= KE diet =

Fad diet using a feeding tube

KE diet, also known as feeding tube diet, is a fad diet in which an individual is fed a proprietary mixture through a feeding tube for a specific number of days. The dieter does not eat anything while on the diet. It has also been called the "Feeding Tube" diet in the United States.

The diet carries several serious medical risks and is not effective in achieving long-term weight loss.

== Nature of the diet ==

In the KE diet, a feeding tube is inserted through the nose of an individual down their oesophagus. At the other end of the tube is an electric pump. The only nourishment the patient receives is KE diet powder – an infusion of proteins, fats and micronutrients with no carbohydrates – mixed with water through the feeding tube. The patient only takes in about 800 calories a day, but the infusion is constant and the absence of carbohydrates curbs hunger. The dieter does not need hospitalization but requires doctor supervision and can carry the pump and liquid with them. The pump can be removed for up to one hour a day. While on the diet, the individual cannot eat anything and may only drink water, tea, coffee (with no milk, sugar or sweeteners) or sugar-free herb teas with the tube in. Laxatives may be given to dieters to ease constipation caused by the diet.

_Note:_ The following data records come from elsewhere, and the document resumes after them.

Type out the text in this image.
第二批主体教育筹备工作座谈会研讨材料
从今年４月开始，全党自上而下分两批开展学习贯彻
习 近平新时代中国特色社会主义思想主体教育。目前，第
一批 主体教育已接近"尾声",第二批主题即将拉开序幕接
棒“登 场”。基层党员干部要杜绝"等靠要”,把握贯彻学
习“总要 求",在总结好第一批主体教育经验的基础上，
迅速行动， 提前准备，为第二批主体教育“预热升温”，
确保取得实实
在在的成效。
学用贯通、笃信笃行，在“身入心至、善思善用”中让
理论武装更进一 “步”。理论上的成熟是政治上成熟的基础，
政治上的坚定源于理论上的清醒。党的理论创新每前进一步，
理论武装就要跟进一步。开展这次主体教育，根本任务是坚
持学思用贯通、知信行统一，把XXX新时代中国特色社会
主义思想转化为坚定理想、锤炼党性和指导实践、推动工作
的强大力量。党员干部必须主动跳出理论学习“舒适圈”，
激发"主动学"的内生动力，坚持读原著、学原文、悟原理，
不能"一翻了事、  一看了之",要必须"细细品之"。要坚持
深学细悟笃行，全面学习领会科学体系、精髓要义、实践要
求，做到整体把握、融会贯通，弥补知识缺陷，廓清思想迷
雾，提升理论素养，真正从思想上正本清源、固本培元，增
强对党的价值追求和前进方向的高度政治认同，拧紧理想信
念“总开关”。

Practitioners screen their patients before administering the diet to them and monitor them with blood and urine tests during the diet. The diet does not stop someone from gaining weight in the future. Following the diet, the dieter has to continue a low-carb, high protein diet to keep the weight off.

== Safety and effectiveness ==
The Academy of Nutrition and Dietetics say it carries a number of serious risks including pulmonary aspiration and infection. Professor of nutritional science Laura Matarese has said "I don't know any reputable physician or any reputable health care practitioner who would say that this is a good idea."

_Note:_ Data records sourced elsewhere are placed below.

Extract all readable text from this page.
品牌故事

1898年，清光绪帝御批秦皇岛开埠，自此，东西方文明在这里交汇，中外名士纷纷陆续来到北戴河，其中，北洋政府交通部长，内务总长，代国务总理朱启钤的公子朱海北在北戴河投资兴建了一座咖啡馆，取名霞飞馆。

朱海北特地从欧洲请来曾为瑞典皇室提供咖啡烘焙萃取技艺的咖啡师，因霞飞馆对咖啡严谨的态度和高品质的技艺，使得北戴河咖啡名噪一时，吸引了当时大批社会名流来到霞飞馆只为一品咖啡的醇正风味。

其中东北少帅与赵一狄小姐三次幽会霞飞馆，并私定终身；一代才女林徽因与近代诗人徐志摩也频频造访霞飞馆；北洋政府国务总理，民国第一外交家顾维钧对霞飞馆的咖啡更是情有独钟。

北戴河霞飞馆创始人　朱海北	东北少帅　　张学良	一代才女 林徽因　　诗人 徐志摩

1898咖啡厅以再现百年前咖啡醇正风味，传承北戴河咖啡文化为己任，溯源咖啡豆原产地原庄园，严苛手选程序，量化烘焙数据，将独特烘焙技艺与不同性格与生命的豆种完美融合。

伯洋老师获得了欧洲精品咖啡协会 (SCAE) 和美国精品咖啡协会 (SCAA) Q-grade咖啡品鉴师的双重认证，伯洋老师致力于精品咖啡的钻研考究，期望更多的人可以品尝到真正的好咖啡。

People who lose weight via the KE diet are at risk of weight gain and binge eating once the diet ceases.

The reported side effects of the diet include constipation, bad breath, dizziness and lack of energy. If the process of ketosis is continued for long periods, it may start to eat away at muscles, which could be dangerous.

The diet could be dangerous for people with kidney disease and heart problems.

Critics of the diet claim it is unhealthy and may cause infection of the lung, kidney failure and erosion of tissues in the nose and throat. According to David L. Katz, another potential danger is the development of eating disorders in connection with crash dieting. Other claimed short-term risks involve insertion trauma, septum damage, perforated throat, lung damage, and gastrointestinal bleeding.

Critics of the diet also claim that weight loss with KE diet will not last. Following the diet it is up to the patient to keep the weight off.

== In the media ==
KE diet was introduced in the US by Oliver Di Pietro, a doctor by profession, in 2011. The diet gained considerable media attention when Jessica Schnaider, a woman who received the diet from Di Pietro before her wedding, was profiled in The New York Times. The diet was then profiled by the New York Times and Good Morning America. Subsequently, the diet was strongly criticized by the public. Medical field experts called the diet "unhealthy and dangerous." A headline on National Review's website read, "End of the World Watch: The 'Feeding Tube' Diet."

After interviewing Schnaider, Good Morning America reported that "more and more brides" were using the diet. Di Pietro was criticized for offering the diet. Michael Cirigliano, the medical expert for the television station Fox 29 in Philadelphia, dismissed the diet as "the most ludicrous, ridiculous thing I've ever heard of." He cited risks, like sinus infections.